Desta vez ele responde citando E. Lévinas: "A dor isola completamente e deste isolamento absoluto surge a chamada ao outro, a invocação do outro" (An Ethics of Suffering), Paris 1994, pp. 133-135). E o Papa evoca tantas pessoas doentes que sofreram com a solidão da pandemia.
Profissionais de saúde e instalações de saúde
Isto é particularmente relevante para os profissionais de saúde (médicos, enfermeiros, técnicos de laboratório, assistentes de doentes, e tantos voluntários).), "cujo serviço ao lado dos doentes, realizado com amor e competência, transcende os limites da profissão para se tornar uma missão".
Ele acrescenta como se falasse a todos e a cada um: "As tuas mãos, que tocam a carne sofredora de Cristo, podem ser um sinal das mãos misericordiosas do Pai", e convida-os a estarem conscientes da grande dignidade desta profissão e da responsabilidade que ela implica. Eles tocam a carne do Cristo sofredor.

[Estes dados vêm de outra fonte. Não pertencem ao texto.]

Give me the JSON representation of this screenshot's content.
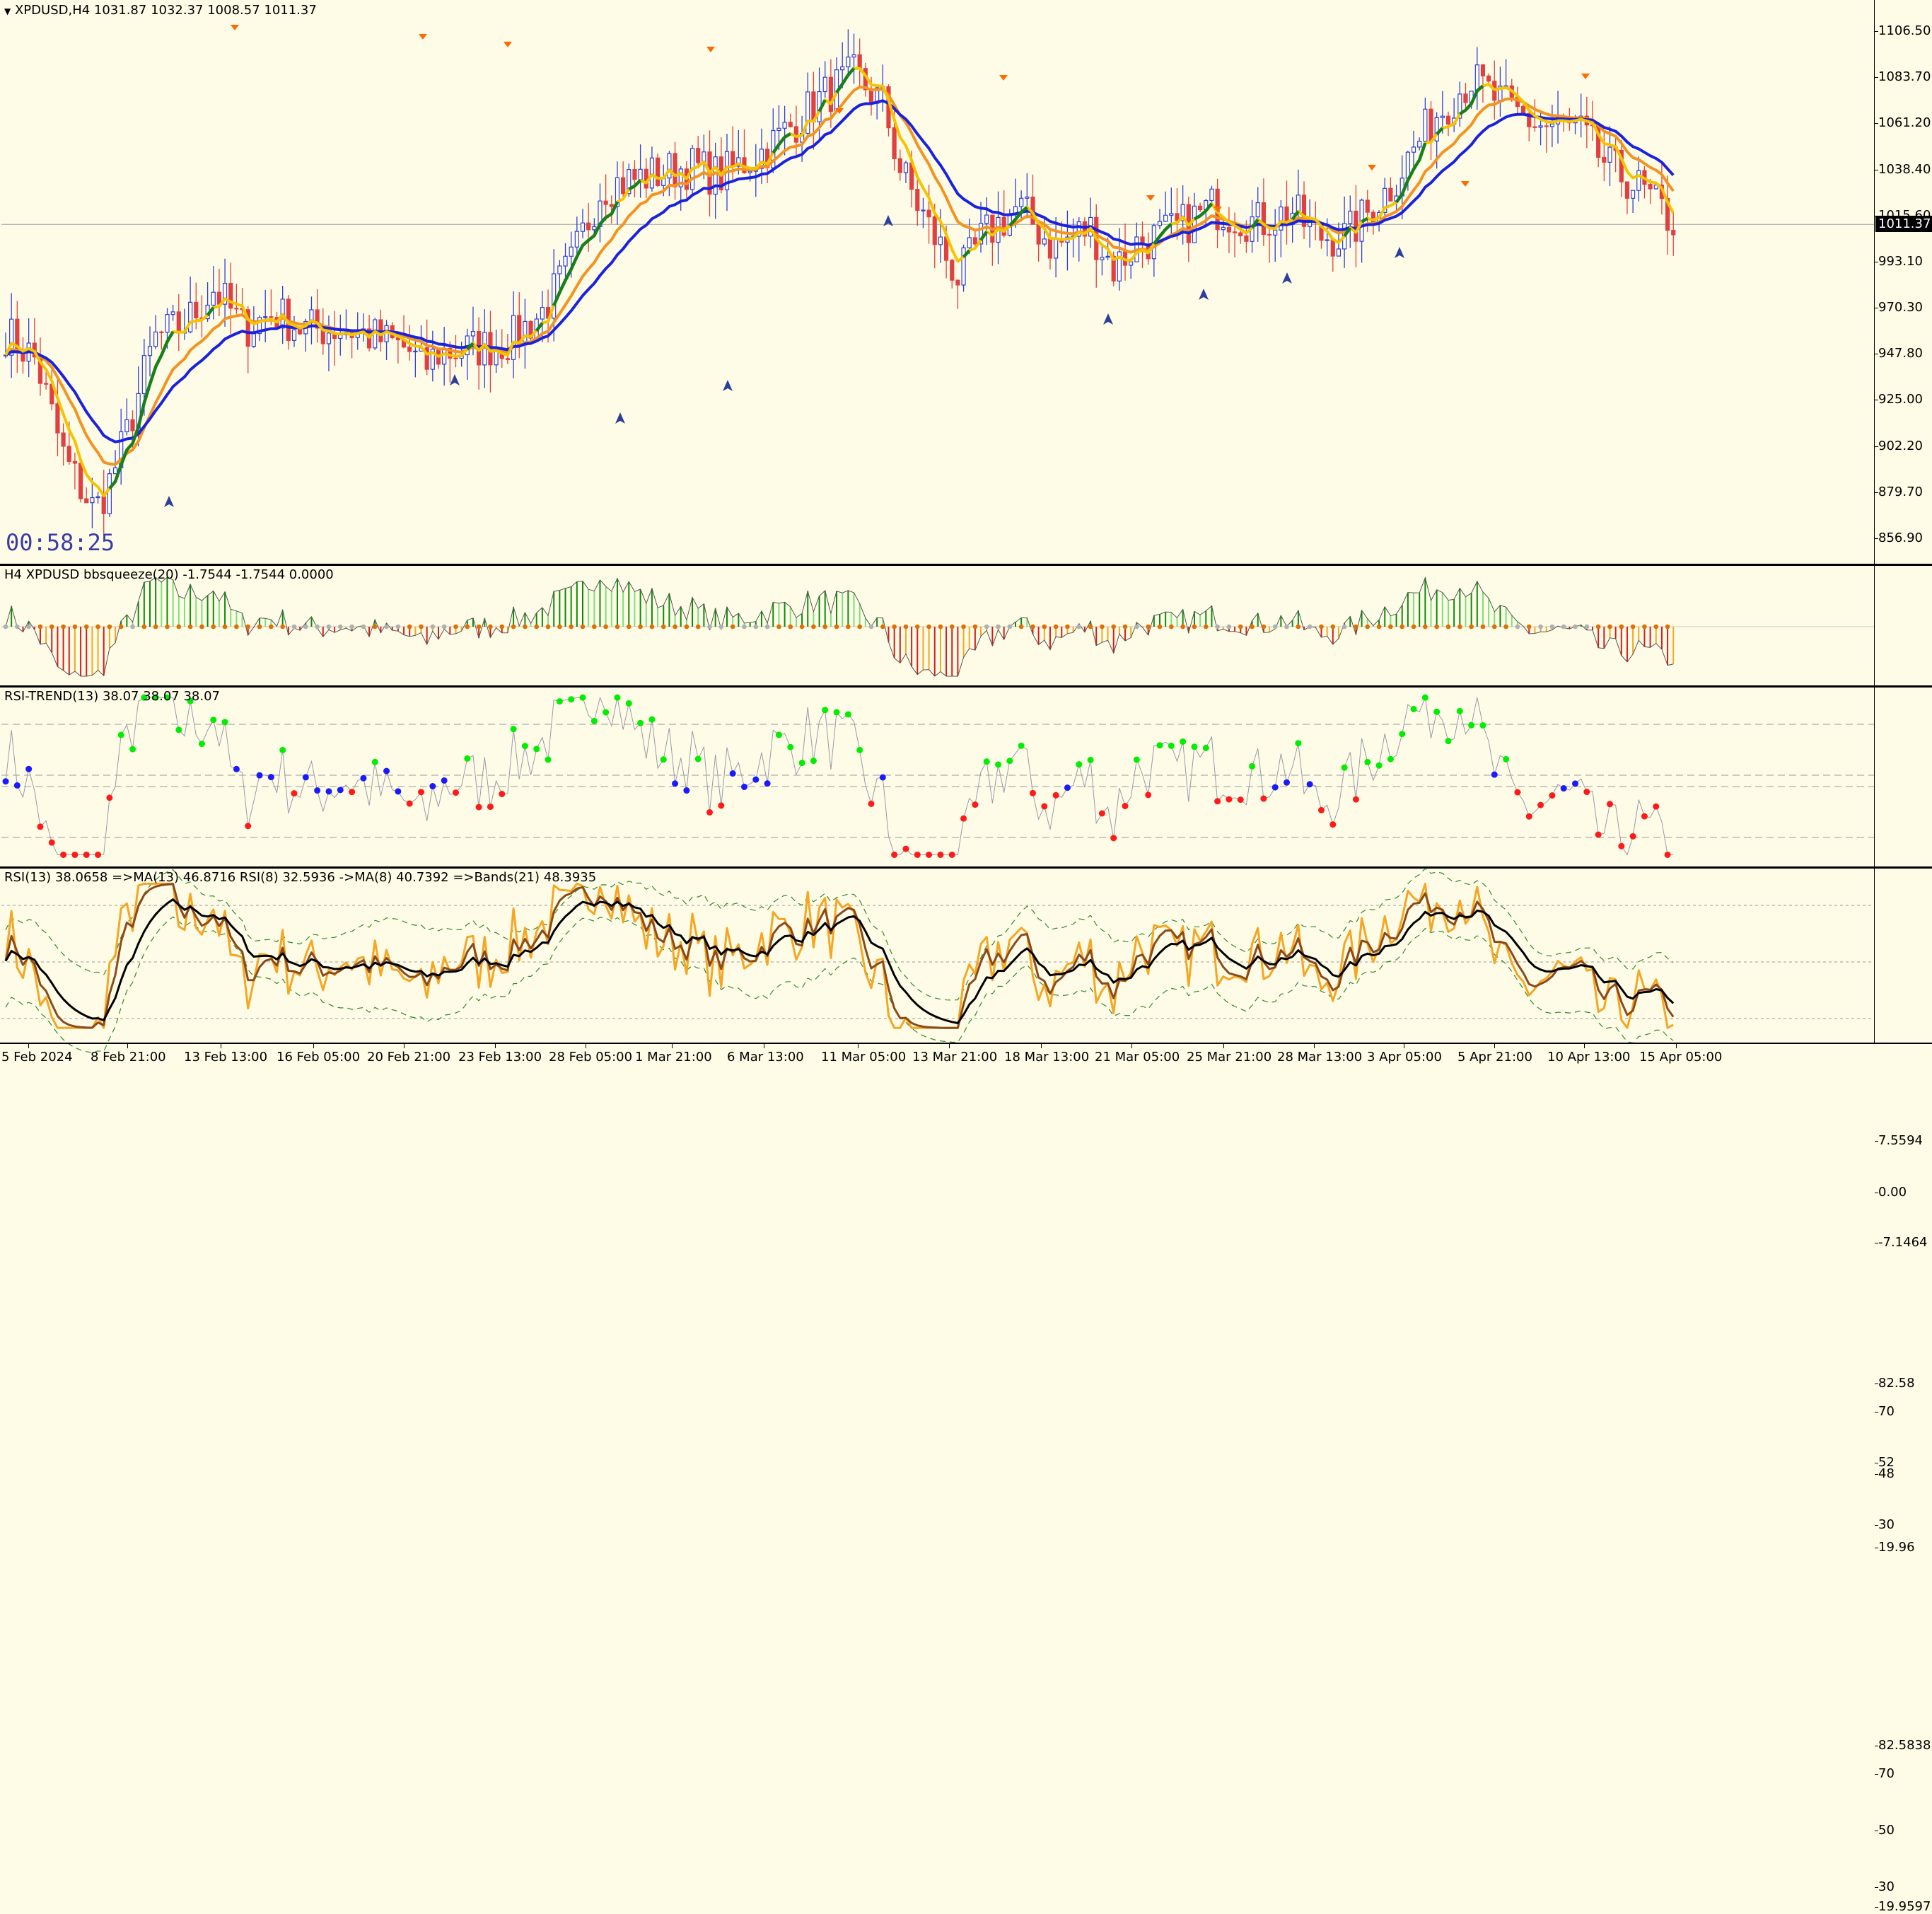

Apreciando os grandes avanços da ciência médica, tanto no tratamento como na investigação e reabilitação, o Papa recorda um princípio fundamental. Não podemos esquecer que "O doente é sempre mais importante do que a sua doença e é por isso que cada abordagem terapêutica não pode deixar de ouvir o doente, a sua história, a sua angústia e os seus medos. Mesmo quando não é possível curar, é sempre possível cuidar, é sempre possível consolar, é sempre possível fazer o paciente sentir uma proximidade que mostra preocupação com a pessoa e não com a sua patologia. Espera-se, portanto, que a formação profissional permita aos profissionais de saúde saber como ouvir e relacionar-se com a pessoa doente.
Francis sublinha a importância dos centros e instituições de saúde católicas: "Numa altura em que a cultura descartável é generalizada e a vida nem sempre é reconhecida como tendo a dignidade de ser acolhida e vivida, estas estruturas nem sempre são reconhecidas, como casas da misericórdiaPodem dar o exemplo na protecção e cuidado de cada existência, mesmo das mais frágeis, desde a concepção até à terminação natural.
Por tantas razões o Papa conclui com uma referência ao cuidado pastoral da saúde, ainda que visitar os doentes seja um convite que Cristo faz a todos os seus discípulos: "Eu estava doente e o senhor visitou-me". (Mt 25,36).